There is no evidence of anti-Catholic animus in the debates for the 1972 constitutional convention. A small number of delegates (three) expressed dissatisfaction with reincorporating the no-aid provision, with one calling it a Blaine Amendment. Other delegates pushed back on that characterization with one responding “I rather think that most of us do not believe that the separation of church and state is an evidence of bigotry.” In the end, those delegates who expressed a concern over the no-aid provision voted for the provision and the constitution. Claims that Montana’s no-aid provisions were motivated by bigotry lack an evidentiary basis and rely chiefly on innuendo.

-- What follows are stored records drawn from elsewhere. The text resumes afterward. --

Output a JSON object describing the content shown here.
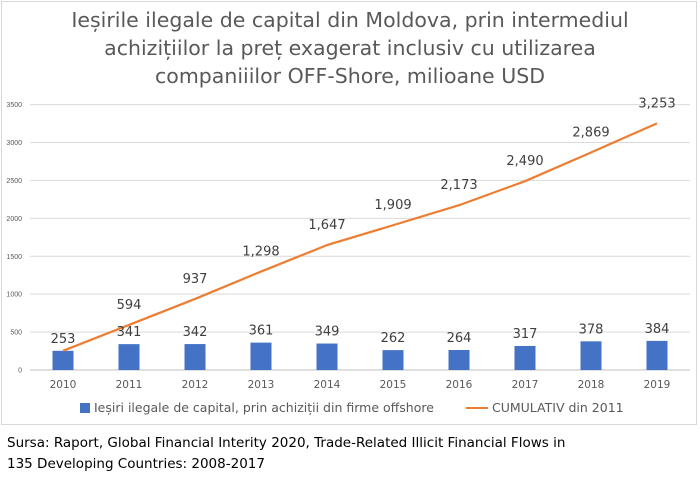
{
  "chart_data": {
    "type": "bar+line",
    "title_lines": [
      "Ieșirile ilegale de capital din Moldova, prin intermediul",
      "achizițiilor la preț exagerat inclusiv cu utilizarea",
      "companiiilor OFF-Shore, milioane USD"
    ],
    "categories": [
      "2010",
      "2011",
      "2012",
      "2013",
      "2014",
      "2015",
      "2016",
      "2017",
      "2018",
      "2019"
    ],
    "series": [
      {
        "name": "Ieșiri ilegale de capital, prin achiziții din firme offshore",
        "type": "bar",
        "color": "#4472c4",
        "values": [
          253,
          341,
          342,
          361,
          349,
          262,
          264,
          317,
          378,
          384
        ],
        "labels": [
          "253",
          "341",
          "342",
          "361",
          "349",
          "262",
          "264",
          "317",
          "378",
          "384"
        ]
      },
      {
        "name": "CUMULATIV din 2011",
        "type": "line",
        "color": "#ed7d31",
        "values": [
          253,
          594,
          937,
          1298,
          1647,
          1909,
          2173,
          2490,
          2869,
          3253
        ],
        "labels": [
          "",
          "594",
          "937",
          "1,298",
          "1,647",
          "1,909",
          "2,173",
          "2,490",
          "2,869",
          "3,253"
        ]
      }
    ],
    "y_ticks": [
      "0",
      "500",
      "1000",
      "1500",
      "2000",
      "2500",
      "3000",
      "3500"
    ],
    "ylim": [
      0,
      3500
    ],
    "grid": true,
    "legend_position": "bottom"
  },
  "source_lines": [
    "Sursa: Raport, Global Financial Interity 2020, Trade-Related Illicit Financial Flows in",
    "135 Developing Countries: 2008-2017"
  ]
}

This is not to say that the no-aid movement in the nation as a whole wasn’t at least in part inspired by anti-Catholicism, and American Catholics vividly remember it as part of a period of persecution. But the case against Montana is weak at best.
To strike down part of a state constitution because of this history raises disturbing questions. First, for all the allegiance conservatives proclaim to “originalism,” can the Court sweep aside the no-aid principle that runs in a straight line back to James Madison, the father of American religious liberty? Second, for all the reverence conservatives profess for “our federalism,” should the Court really disallow a state’s choice not to fund religious activities? Finally, is it a coincidence that the sensitivity to bigotry arises in the context of a long-sought aim of the conservative legal movement—to require states to fund private schools generally, and thus weaken public education?
Let us assume (despite the evidence) that in the 19th century, Montana’s people, in the words of the prophet Ezekiel, did eat the sour grape of anti-Catholicism. Must their children’s children’s children’s teeth now be set on edge?
Should Montana’s be the sin that hath no forgiveness?